The Anna Karenina Fix: Life Lessons from Russian Literature
Here we are approaching the end of another year, and yet again I am promising to (re)read the great Russian Classics—about the tenth year in a row I planned to do so! Imagine my joy when I came across this terrific book; it saves you reading thousands of pages and sorting out who is who. Each chapter summarises one of the greats, and points out lessons for life.
The author is something of a Russian classics scholar, so she handles with great ease the works of Tolstoy, Turgenev, Checkov, Pushkin, Dostoevsky and others. She believes that everything that has happened in life has already happened in these novels: not being sure what to do with your life (Anna Karenina/Tolstoy), being in love with someone who doesn’t love you (A Month in the Country/ Turgenov), feeling you are never in the right place at the right time (all of Checkov’s novels.)
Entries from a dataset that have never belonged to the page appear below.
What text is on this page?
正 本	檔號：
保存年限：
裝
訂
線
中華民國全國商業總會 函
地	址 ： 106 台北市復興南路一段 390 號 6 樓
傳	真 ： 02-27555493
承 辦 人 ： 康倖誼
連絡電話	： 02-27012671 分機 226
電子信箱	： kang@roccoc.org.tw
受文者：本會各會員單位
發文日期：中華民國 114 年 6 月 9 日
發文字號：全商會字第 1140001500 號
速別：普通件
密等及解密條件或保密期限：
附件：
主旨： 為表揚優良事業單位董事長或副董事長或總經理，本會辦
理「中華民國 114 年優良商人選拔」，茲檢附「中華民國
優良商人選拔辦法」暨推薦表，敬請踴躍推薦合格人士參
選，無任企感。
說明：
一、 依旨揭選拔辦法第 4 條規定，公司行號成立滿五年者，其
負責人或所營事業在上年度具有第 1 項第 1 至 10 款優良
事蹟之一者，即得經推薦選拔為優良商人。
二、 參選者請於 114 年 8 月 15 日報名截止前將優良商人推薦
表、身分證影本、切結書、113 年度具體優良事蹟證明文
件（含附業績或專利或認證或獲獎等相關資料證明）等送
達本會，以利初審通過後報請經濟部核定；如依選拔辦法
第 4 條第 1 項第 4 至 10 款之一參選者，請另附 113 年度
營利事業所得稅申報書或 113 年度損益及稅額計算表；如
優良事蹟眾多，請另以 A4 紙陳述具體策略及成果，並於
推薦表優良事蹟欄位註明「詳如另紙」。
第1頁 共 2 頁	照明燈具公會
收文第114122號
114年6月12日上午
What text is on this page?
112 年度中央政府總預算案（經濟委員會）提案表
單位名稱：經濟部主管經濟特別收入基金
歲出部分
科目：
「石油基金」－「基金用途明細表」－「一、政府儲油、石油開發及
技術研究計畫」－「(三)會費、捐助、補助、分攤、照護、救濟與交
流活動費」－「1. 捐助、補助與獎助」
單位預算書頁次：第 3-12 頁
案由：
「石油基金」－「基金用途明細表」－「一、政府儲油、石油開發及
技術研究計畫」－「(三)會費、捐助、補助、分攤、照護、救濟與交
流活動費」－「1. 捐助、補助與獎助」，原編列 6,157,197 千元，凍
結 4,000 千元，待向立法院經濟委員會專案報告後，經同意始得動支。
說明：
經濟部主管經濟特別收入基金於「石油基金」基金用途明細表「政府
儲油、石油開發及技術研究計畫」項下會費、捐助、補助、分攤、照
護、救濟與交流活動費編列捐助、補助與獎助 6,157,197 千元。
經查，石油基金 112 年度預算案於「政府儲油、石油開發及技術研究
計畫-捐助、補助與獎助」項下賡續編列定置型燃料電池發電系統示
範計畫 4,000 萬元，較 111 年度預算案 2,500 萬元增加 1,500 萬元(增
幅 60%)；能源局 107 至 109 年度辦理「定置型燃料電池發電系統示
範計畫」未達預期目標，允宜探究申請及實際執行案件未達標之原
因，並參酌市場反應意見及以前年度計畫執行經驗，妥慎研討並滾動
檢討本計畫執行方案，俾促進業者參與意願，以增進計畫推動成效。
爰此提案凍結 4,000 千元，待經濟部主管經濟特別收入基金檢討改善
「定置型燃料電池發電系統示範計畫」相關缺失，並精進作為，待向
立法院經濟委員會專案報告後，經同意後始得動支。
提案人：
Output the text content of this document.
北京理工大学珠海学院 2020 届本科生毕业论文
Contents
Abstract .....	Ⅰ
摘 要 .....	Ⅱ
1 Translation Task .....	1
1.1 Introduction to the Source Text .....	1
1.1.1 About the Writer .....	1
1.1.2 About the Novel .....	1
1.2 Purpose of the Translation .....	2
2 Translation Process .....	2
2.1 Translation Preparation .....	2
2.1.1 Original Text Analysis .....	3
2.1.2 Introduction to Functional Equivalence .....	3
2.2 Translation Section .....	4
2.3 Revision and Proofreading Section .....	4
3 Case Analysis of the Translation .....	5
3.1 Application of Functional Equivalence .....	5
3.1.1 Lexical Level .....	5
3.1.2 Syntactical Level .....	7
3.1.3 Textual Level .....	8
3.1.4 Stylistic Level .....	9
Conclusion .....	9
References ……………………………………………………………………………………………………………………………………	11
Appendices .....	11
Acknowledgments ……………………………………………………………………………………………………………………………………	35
Each chapter is headed with a ‘how to live your life’ inspirational quote: how not to be your own worst enemy (Eugene Onegin/Pushkin); how to overcome inner guilt (Crime and Punishment/Dostoevsky) and so on.
Far from being immersed in doom and gloom and total confusion over all the characters who seem to have the same names, The Anna Karenina Fix left me feeling really happy, and quite a bit more informed. And more determined to tackle Anna again, or perhaps watch the movie again—not to mention listen to the opera, Onegin, and rejoice in his downfall!